Before I move on I shall try to find something about Richard Knill's response.  I am sure he found this a massive 'beam of encouragement'!

Tuesday, May 23, 2017

Feedback

The last post was positive - how good it is to be genuinely thanked.  But I was challenged by a conversation after Sunday morning's service.

I was talking with someone who sings in a quartet.

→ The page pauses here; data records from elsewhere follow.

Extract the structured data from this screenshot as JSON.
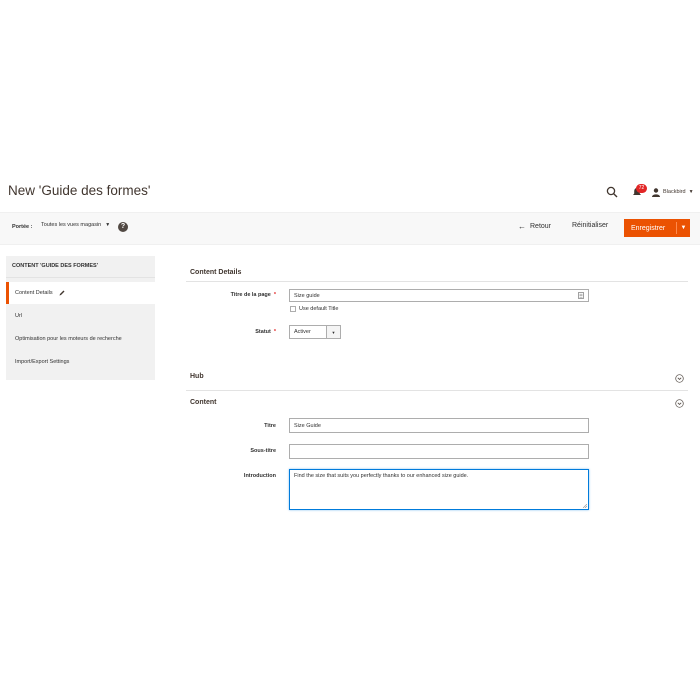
{
  "header": {
    "title": "New 'Guide des formes'",
    "notification_count": "72",
    "user_name": "Blackbird"
  },
  "scope": {
    "label": "Portée :",
    "value": "Toutes les vues magasin"
  },
  "actions": {
    "back_label": "Retour",
    "reset_label": "Réinitialiser",
    "save_label": "Enregistrer"
  },
  "sidebar": {
    "title": "CONTENT 'GUIDE DES FORMES'",
    "items": [
      {
        "label": "Content Details"
      },
      {
        "label": "Url"
      },
      {
        "label": "Optimisation pour les moteurs de recherche"
      },
      {
        "label": "Import/Export Settings"
      }
    ]
  },
  "content_details": {
    "title": "Content Details",
    "page_title_label": "Titre de la page",
    "page_title_value": "Size guide",
    "use_default_label": "Use default Title",
    "status_label": "Statut",
    "status_value": "Activer"
  },
  "hub": {
    "title": "Hub"
  },
  "content": {
    "title": "Content",
    "titre_label": "Titre",
    "titre_value": "Size Guide",
    "subtitle_label": "Sous-titre",
    "subtitle_value": "",
    "intro_label": "Introduction",
    "intro_value": "Find the size that suits you perfectly thanks to our enhanced size guide."
  },
  "colors": {
    "accent": "#eb5202",
    "badge": "#e22626",
    "focus": "#007bdb"
  }
}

She had just returned from a contest in Gateshead alongside hundreds of singers who had performed in different categories before judges.  ''It's scarey,' she said, "singing before people who are so knowledgeable and who will give you several pages of comment about your performance!   The first time we went to this festival we were so nervous thinking what they might say! Yet, I have come to realize that it is the only way you grow and improve, isn't it?' Actually, this year they won the award for best in their category so she was flushed with victory.

I really liked her spirit.  Of course she was willing to put herself through this with her three friends and expected rigorous feedback.  But her point about learning from others' critique as the best way to grow and improve is a critical one. I loved my beam of encouragement about my bible notes but I never stop needing honest feedback which may not beam!  I have just been involved in a viva for a DMin thesis on preaching and I was surprised that the student ended by quoting me:  'The one golden rule of preaching is that you never stop learning.' I still agree with myself. Honest feedback is vital for growth, isn't it?

Monday, May 22, 2017

A beam of encouragement!

Carol and I shared an interesting conversation about recent books we have read and our failure ever to write a thank-you for the joys/challenges that they have added to our lives.  'You never think to bother', she said.

This was triggered by an email redirected to me by a Scripture Union editor about my bible notes which emerged these last two weeks (for Encounter with God).  She forwarded a note from someone who wanted me to know just how much my notes had helped him.  I was thrilled as you can imagine..  His message shone like a beam right into my day and lit me up. I replied briefly to him expressing gratitude for the trouble he had taken. 'When you write in isolation it's rare to receive any feedback' I said. His reply revealed he was an Anglican church leader who had been reading  Bible notes for the last 55 years.  He confessed that only once before had he written thanks. He had never thought about the writer sitting so alone compared with public ministry when you can see what is happening (though you don't always receive encouragement!)

It really made me think about my failures to take the trouble to send out encouragement beams to others, especially if some extra effort is involved.